Chronik
11.04.2016

Moderne Greißlerei in Graz: Grammgenau und unverpackt

Freundinnen wagen mit moderner Greißlerei den Weg in die Selbstständigkeit.

Verena ist studierte Kunsthistorikerin. Sarah hat einen Master-Abschluss als Umweltsystemwissenschafterin. Beruflich hat es die beiden Steirerinnen allerdings in eine ganz andere Ecke verschlagen: Sie haben eine moderne Greißlerei.

Demnächst sperren Verena Kassar und Sarah Reindl "Das Gramm" in der Grazer Innenstadt auf. Dort gibt es die Lebensmittel ohne überflüssige (Plastik-)Verpackung. Der Name gibt das Geschäftsmodell vor: Vom Mehl über Linsen bis zu Gewürzen und Popcorn ist die Ware lose und grammgenau zu haben. Milch gibt es in Glasflaschen, Eier stückweise und Fleisch auf Vorbestellung nach Schlachtplan des Bauern. Verpackt wird in Papier oder im eigenen Geschirr des Kunden, zum Heimtragen dienen Stoffsackerln.

"Einkaufen nach Bedarf, damit nichts weggeschmissen werden muss", beschreibt Verena das Konzept.

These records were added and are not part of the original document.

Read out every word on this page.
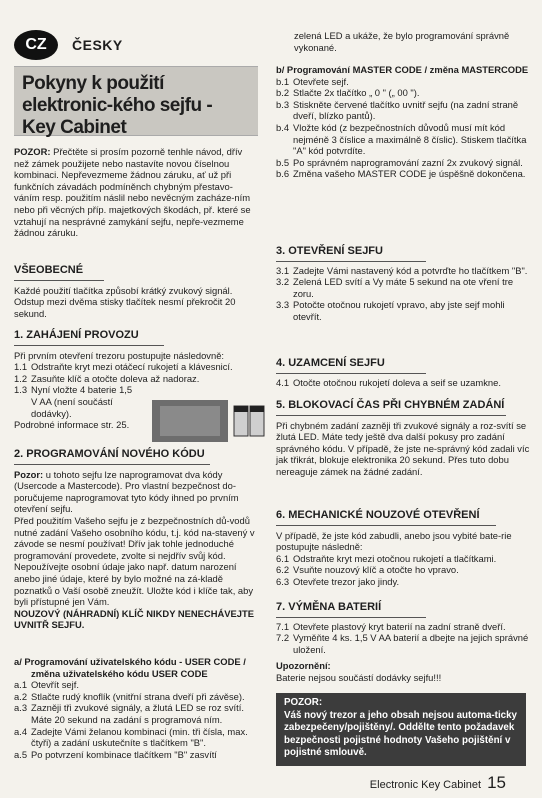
CZ	ČESKY
Pokyny k použití elektronic-kého sejfu - Key Cabinet

POZOR: Přečtěte si prosím pozorně tenhle návod, dřív než zámek použijete nebo nastavíte novou číselnou kombinaci. Nepřevezmeme žádnou záruku, ať už při funkčních závadách podmíněnch chybným přestavo-váním resp. použitím náslil nebo nevěcným zacháze-ním nebo při věcných příp. majetkových škodách, př. které se vztahují na nesprávné zamykání sejfu, nepře-vezmeme žádnou záruku.

VŠEOBECNÉ

Každé použití tlačítka způsobí krátký zvukový signál. Odstup mezi dvěma stisky tlačítek nesmí překročit 20 sekund.

1. ZAHÁJENÍ PROVOZU

Při prvním otevření trezoru postupujte následovně:

1.1 Odstraňte kryt mezi otáčecí rukojetí a klávesnicí.
1.2 Zasuňte klíč a otočte doleva až nadoraz.
1.3 Nyní vložte 4 baterie 1,5 V AA (není součástí dodávky).

Podrobné informace str. 25.

2. PROGRAMOVÁNÍ NOVÉHO KÓDU

Pozor: u tohoto sejfu lze naprogramovat dva kódy (Usercode a Mastercode). Pro vlastní bezpečnost do-poručujeme naprogramovat tyto kódy ihned po prvním otevření sejfu.

Před použitím Vašeho sejfu je z bezpečnostních dů-vodů nutné zadání Vašeho osobního kódu, t.j. kód na-stavený v závode se nesmí používat! Dřív jak tohle jednoduché programování provedete, zvolte si nejdřív svůj kód. Nepoužívejte osobní údaje jako např. datum narození anebo jiné údaje, které by bylo možné na zá-kladě poznatků o Vaší osobě zneužít. Uložte kód i klíče tak, aby byli přístupné jen Vám.

NOUZOVÝ (NÁHRADNÍ) KLÍČ NIKDY NENECHÁVEJTE UVNITŘ SEJFU.

a/ Programování uživatelského kódu - USER CODE / změna uživatelského kódu USER CODE

a.1 Otevřít sejf.
a.2 Stlačte rudý knoflík (vnitřní strana dveří při závěse).
a.3 Zazněji tři zvukové signály, a žlutá LED se roz svítí. Máte 20 sekund na zadání s programová ním.
a.4 Zadejte Vámi želanou kombinaci (min. tři čísla, max. čtyři) a zadání uskutečníte s tlačítkem "B".
a.5 Po potvrzení kombinace tlačítkem "B" zasvítí

zelená LED a ukáže, že bylo programování správně vykonané.

b/ Programování MASTER CODE / změna MASTERCODE

b.1 Otevřete sejf.
b.2 Stlačte 2x tlačítko „ 0 " („ 00 ").
b.3 Stiskněte červené tlačítko uvnitř sejfu (na zadní straně dveří, blízko pantů).
b.4 Vložte kód (z bezpečnostních důvodů musí mít kód nejméně 3 číslice a maximálně 8 číslic). Stiskem tlačítka "A" kód potvrdíte.
b.5 Po správném naprogramování zazní 2x zvukový signál.
b.6 Změna vašeho MASTER CODE je úspěšně dokončena.
3. OTEVŘENÍ SEJFU
3.1 Zadejte Vámi nastavený kód a potvrďte ho tlačítkem "B".
3.2 Zelená LED svítí a Vy máte 5 sekund na ote vření tre zoru.
3.3 Potočte otočnou rukojetí vpravo, aby jste sejf mohli otevřít.
4. UZAMCENÍ SEJFU
4.1 Otočte otočnou rukojetí doleva a seif se uzamkne.
5. BLOKOVACÍ ČAS PŘI CHYBNÉM ZADÁNÍ

Při chybném zadání zazněji tři zvukové signály a roz-svítí se žlutá LED. Máte tedy ještě dva další pokusy pro zadání správného kódu. V případě, že jste ne-správný kód zadali víc jak třikrát, blokuje elektronika 20 sekund. Přes tuto dobu nereaguje zámek na žádné zadání.

6. MECHANICKÉ NOUZOVÉ OTEVŘENÍ

V případě, že jste kód zabudli, anebo jsou vybité bate-rie postupujte následně:

6.1 Odstraňte kryt mezi otočnou rukojetí a tlačítkami.
6.2 Vsuňte nouzový klíč a otočte ho vpravo.
6.3 Otevřete trezor jako jindy.
7. VÝMĚNA BATERIÍ
7.1 Otevřete plastový kryt baterií na zadní straně dveří.
7.2 Vyměňte 4 ks. 1,5 V AA baterií a dbejte na jejich správné uložení.

Upozornění:

Baterie nejsou součástí dodávky sejfu!!!

POZOR:
Váš nový trezor a jeho obsah nejsou automa-ticky zabezpečeny/pojištěny/. Oddělte tento požadavek bezpečnosti pojistné hodnoty Vašeho pojištění v pojistné smlouvě.
Electronic Key Cabinet 15
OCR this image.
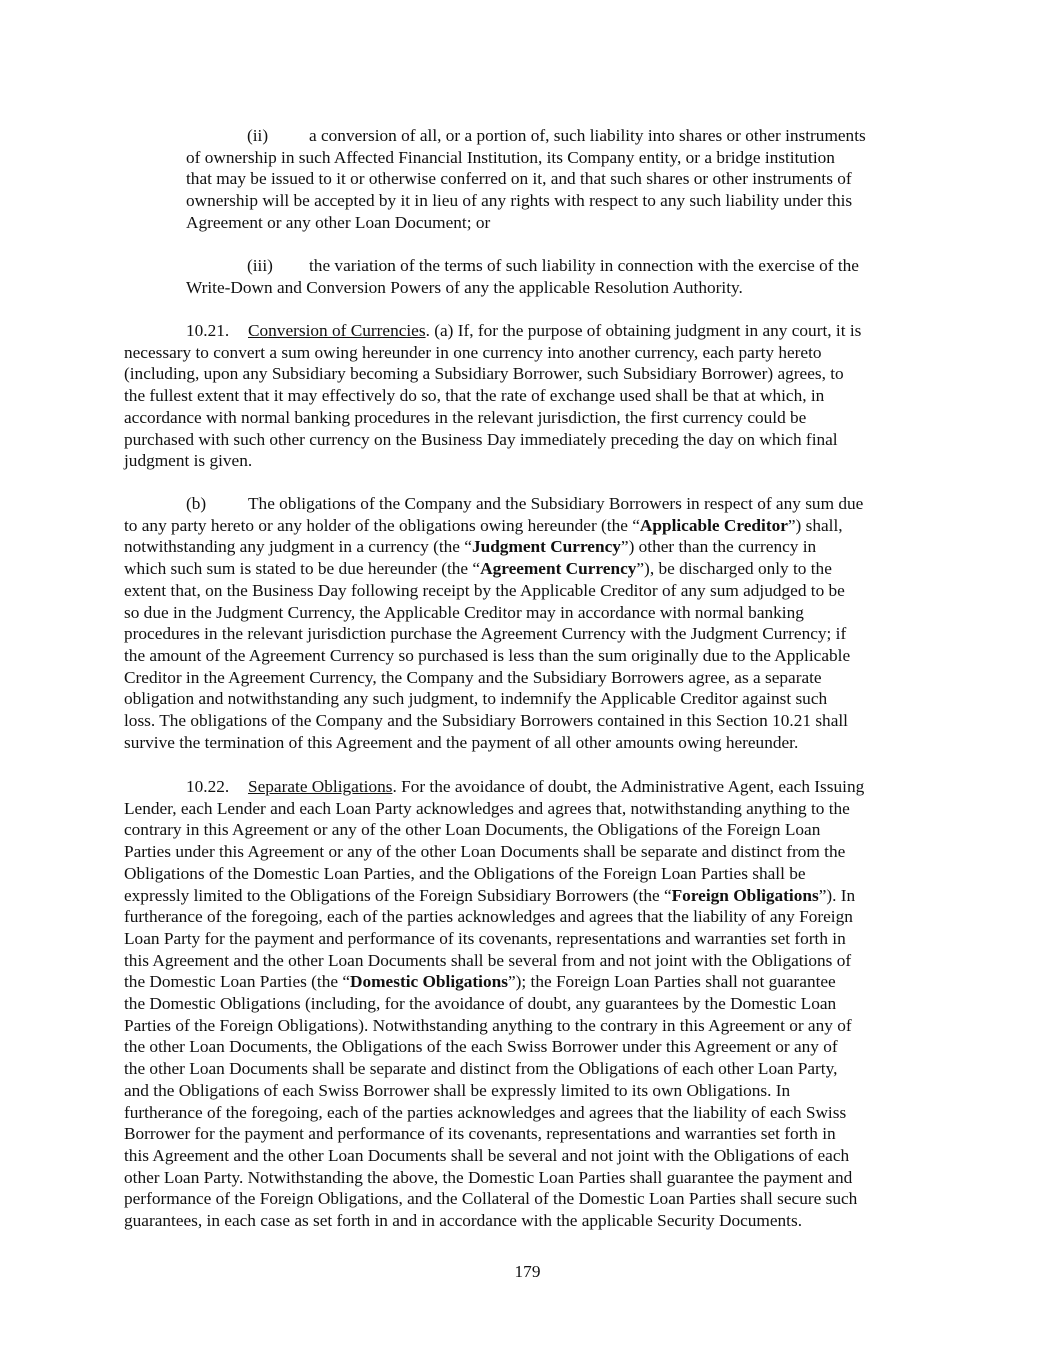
(ii) a conversion of all, or a portion of, such liability into shares or other instruments
of ownership in such Affected Financial Institution, its Company entity, or a bridge institution
that may be issued to it or otherwise conferred on it, and that such shares or other instruments of
ownership will be accepted by it in lieu of any rights with respect to any such liability under this
Agreement or any other Loan Document; or
(iii) the variation of the terms of such liability in connection with the exercise of the
Write-Down and Conversion Powers of any the applicable Resolution Authority.
10.21. Conversion of Currencies. (a) If, for the purpose of obtaining judgment in any court, it is
necessary to convert a sum owing hereunder in one currency into another currency, each party hereto
(including, upon any Subsidiary becoming a Subsidiary Borrower, such Subsidiary Borrower) agrees, to
the fullest extent that it may effectively do so, that the rate of exchange used shall be that at which, in
accordance with normal banking procedures in the relevant jurisdiction, the first currency could be
purchased with such other currency on the Business Day immediately preceding the day on which final
judgment is given.
(b) The obligations of the Company and the Subsidiary Borrowers in respect of any sum due
to any party hereto or any holder of the obligations owing hereunder (the “Applicable Creditor”) shall,
notwithstanding any judgment in a currency (the “Judgment Currency”) other than the currency in
which such sum is stated to be due hereunder (the “Agreement Currency”), be discharged only to the
extent that, on the Business Day following receipt by the Applicable Creditor of any sum adjudged to be
so due in the Judgment Currency, the Applicable Creditor may in accordance with normal banking
procedures in the relevant jurisdiction purchase the Agreement Currency with the Judgment Currency; if
the amount of the Agreement Currency so purchased is less than the sum originally due to the Applicable
Creditor in the Agreement Currency, the Company and the Subsidiary Borrowers agree, as a separate
obligation and notwithstanding any such judgment, to indemnify the Applicable Creditor against such
loss. The obligations of the Company and the Subsidiary Borrowers contained in this Section 10.21 shall
survive the termination of this Agreement and the payment of all other amounts owing hereunder.
10.22. Separate Obligations. For the avoidance of doubt, the Administrative Agent, each Issuing
Lender, each Lender and each Loan Party acknowledges and agrees that, notwithstanding anything to the
contrary in this Agreement or any of the other Loan Documents, the Obligations of the Foreign Loan
Parties under this Agreement or any of the other Loan Documents shall be separate and distinct from the
Obligations of the Domestic Loan Parties, and the Obligations of the Foreign Loan Parties shall be
expressly limited to the Obligations of the Foreign Subsidiary Borrowers (the “Foreign Obligations”). In
furtherance of the foregoing, each of the parties acknowledges and agrees that the liability of any Foreign
Loan Party for the payment and performance of its covenants, representations and warranties set forth in
this Agreement and the other Loan Documents shall be several from and not joint with the Obligations of
the Domestic Loan Parties (the “Domestic Obligations”); the Foreign Loan Parties shall not guarantee
the Domestic Obligations (including, for the avoidance of doubt, any guarantees by the Domestic Loan
Parties of the Foreign Obligations). Notwithstanding anything to the contrary in this Agreement or any of
the other Loan Documents, the Obligations of the each Swiss Borrower under this Agreement or any of
the other Loan Documents shall be separate and distinct from the Obligations of each other Loan Party,
and the Obligations of each Swiss Borrower shall be expressly limited to its own Obligations. In
furtherance of the foregoing, each of the parties acknowledges and agrees that the liability of each Swiss
Borrower for the payment and performance of its covenants, representations and warranties set forth in
this Agreement and the other Loan Documents shall be several and not joint with the Obligations of each
other Loan Party. Notwithstanding the above, the Domestic Loan Parties shall guarantee the payment and
performance of the Foreign Obligations, and the Collateral of the Domestic Loan Parties shall secure such
guarantees, in each case as set forth in and in accordance with the applicable Security Documents.
179
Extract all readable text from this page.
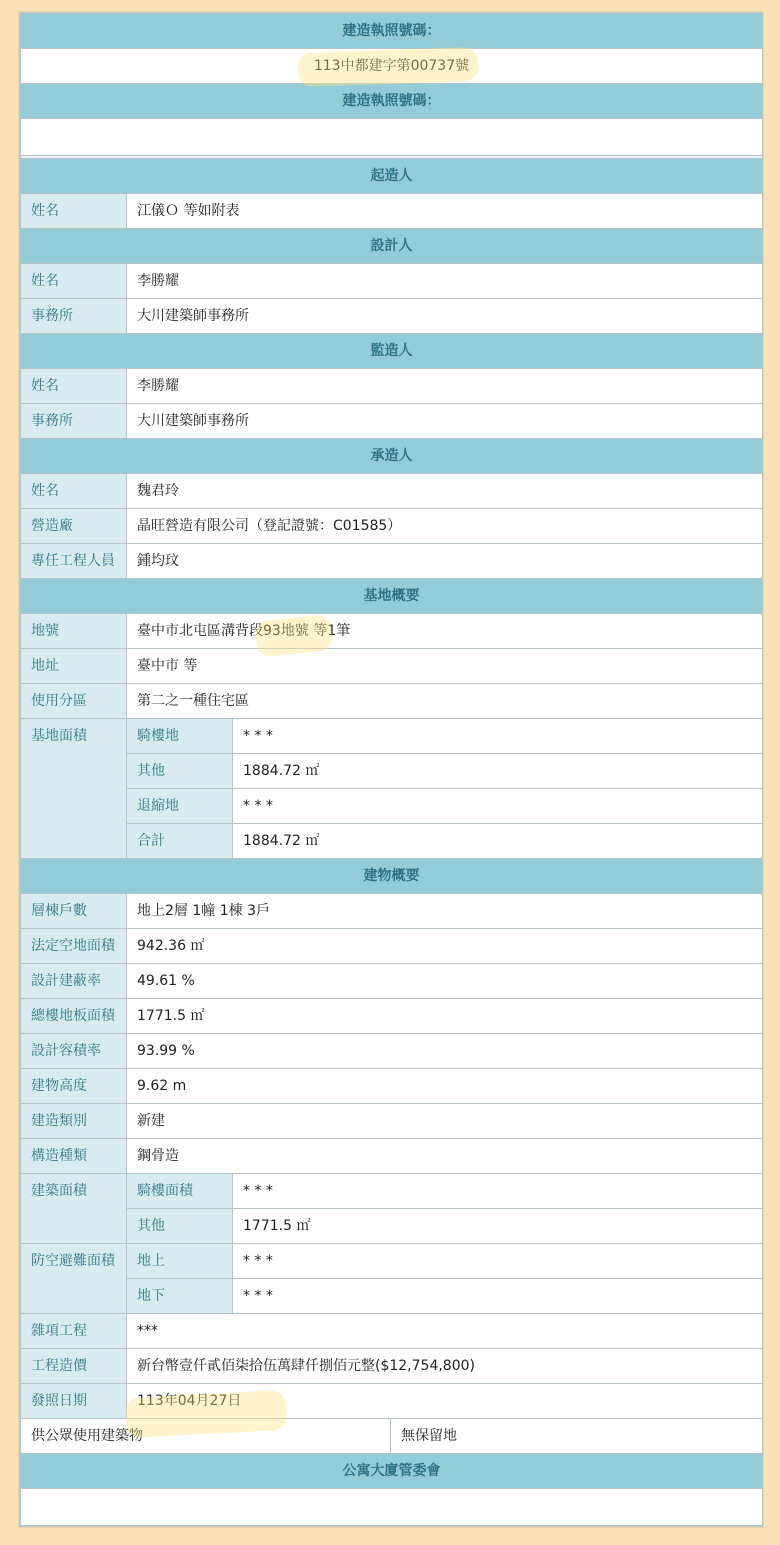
建造執照號碼：			
113中都建字第00737號			
建造執照號碼：			

起造人			
姓名	江儀Ｏ 等如附表		
設計人			
姓名	李勝耀		
事務所	大川建築師事務所		
監造人			
姓名	李勝耀		
事務所	大川建築師事務所		
承造人			
姓名	魏君玲		
營造廠	晶旺營造有限公司（登記證號：C01585）		
專任工程人員	鍾均玟		
基地概要			
地號	臺中市北屯區溝背段93地號 等1筆		
地址	臺中市 等		
使用分區	第二之一種住宅區		
基地面積	騎樓地	* * *	
	其他	1884.72 ㎡	
	退縮地	* * *	
	合計	1884.72 ㎡	
建物概要			
層棟戶數	地上2層 1幢 1棟 3戶		
法定空地面積	942.36 ㎡		
設計建蔽率	49.61 %		
總樓地板面積	1771.5 ㎡		
設計容積率	93.99 %		
建物高度	9.62 m		
建造類別	新建		
構造種類	鋼骨造		
建築面積	騎樓面積	* * *	
	其他	1771.5 ㎡	
防空避難面積	地上	* * *	
	地下	* * *	
雜項工程	***		
工程造價	新台幣壹仟貳佰柒拾伍萬肆仟捌佰元整($12,754,800)		
發照日期	113年04月27日		
供公眾使用建築物			無保留地
公寓大廈管委會			
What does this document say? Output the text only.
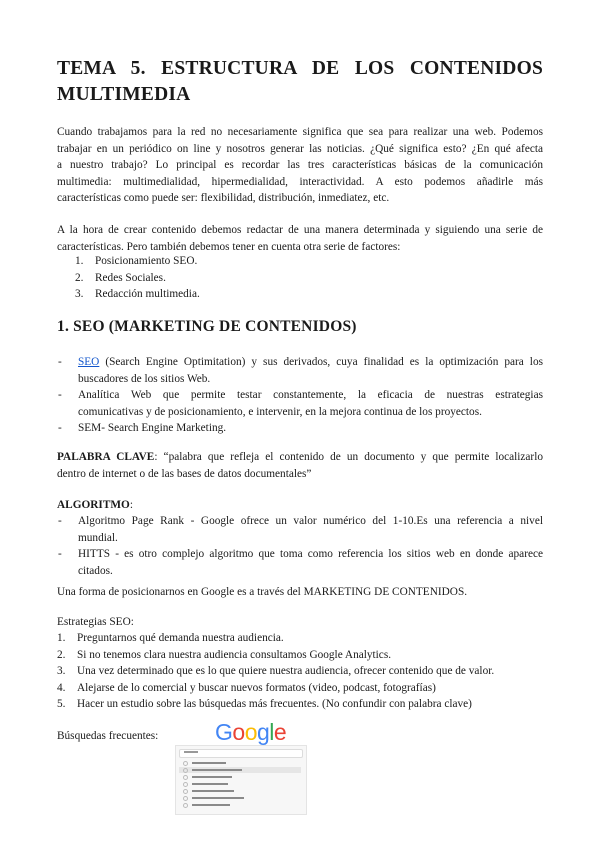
TEMA 5. ESTRUCTURA DE LOS CONTENIDOS
MULTIMEDIA
Cuando trabajamos para la red no necesariamente significa que sea para realizar una web. Podemos
trabajar en un periódico on line y nosotros generar las noticias. ¿Qué significa esto? ¿En qué afecta
a nuestro trabajo? Lo principal es recordar las tres características básicas de la comunicación
multimedia: multimedialidad, hipermedialidad, interactividad. A esto podemos añadirle más
características como puede ser: flexibilidad, distribución, inmediatez, etc.
A la hora de crear contenido debemos redactar de una manera determinada y siguiendo una serie de
características. Pero también debemos tener en cuenta otra serie de factores:
1.	Posicionamiento SEO.
2.	Redes Sociales.
3.	Redacción multimedia.
1. SEO (MARKETING DE CONTENIDOS)
- SEO (Search Engine Optimitation) y sus derivados, cuya finalidad es la optimización para los
buscadores de los sitios Web.
- Analítica Web que permite testar constantemente, la eficacia de nuestras estrategias
comunicativas y de posicionamiento, e intervenir, en la mejora continua de los proyectos.
- SEM- Search Engine Marketing.
PALABRA CLAVE: “palabra que refleja el contenido de un documento y que permite localizarlo
dentro de internet o de las bases de datos documentales”
ALGORITMO:
- Algoritmo Page Rank - Google ofrece un valor numérico del 1-10.Es una referencia a nivel
mundial.
- HITTS - es otro complejo algoritmo que toma como referencia los sitios web en donde aparece
citados.
Una forma de posicionarnos en Google es a través del MARKETING DE CONTENIDOS.
Estrategias SEO:
1.	Preguntarnos qué demanda nuestra audiencia.
2.	Si no tenemos clara nuestra audiencia consultamos Google Analytics.
3.	Una vez determinado que es lo que quiere nuestra audiencia, ofrecer contenido que de valor.
4.	Alejarse de lo comercial y buscar nuevos formatos (video, podcast, fotografías)
5.	Hacer un estudio sobre las búsquedas más frecuentes. (No confundir con palabra clave)
Búsquedas frecuentes:	Google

Damit treffen die Jungunternehmerinnen den Zeitgeist; Nachhaltigkeit, Plastikmüll und nicht benötigte Nahrungsmittel im Abfall werden verstärkt zum Thema.

Singles und Senioren

"Das ist halt auch gerade in und es passt für viele, ältere Menschen, Singles, Leute, die nachhaltig einkaufen wollen", zählt Verena auf. "Mich wundert ja, dass das noch keiner in Graz vor uns gemacht hat", überlegt Sarah: Sie geht seit Jahren mit der Idee schwanger, seit sie vom Berliner "Original Unverpackt"-Laden hörte. "Das Gramm" wird das erste Geschäft dieser Art in Graz sein: Eröffnet wird Ende des Monats, der exakte Tag steht noch nicht fest.

Verena tauchte vor einem Jahr in das Projekt ein. "Wir haben die Entscheidung getroffen, das einfach gemeinsam zu machen. Und dann einen Schritt nach dem anderen", beschreibt Verena, die auch einige Jahre im Marketingbereich gearbeitet hat. Noch wird umgebaut im Geschäftslokal: Das Lastenfahrrad, das sich die Kunden ausborgen können, steht noch beim Händler, die Ware muss erst geliefert werden. Apropos Ware: Viele kleine regionale Produzenten haben die Steirerinnen aufgetan und im Vorfeld besucht. "Das war wirklich schön, zu sehen, wie etwas hergestellt wird", erinnert sich Verena.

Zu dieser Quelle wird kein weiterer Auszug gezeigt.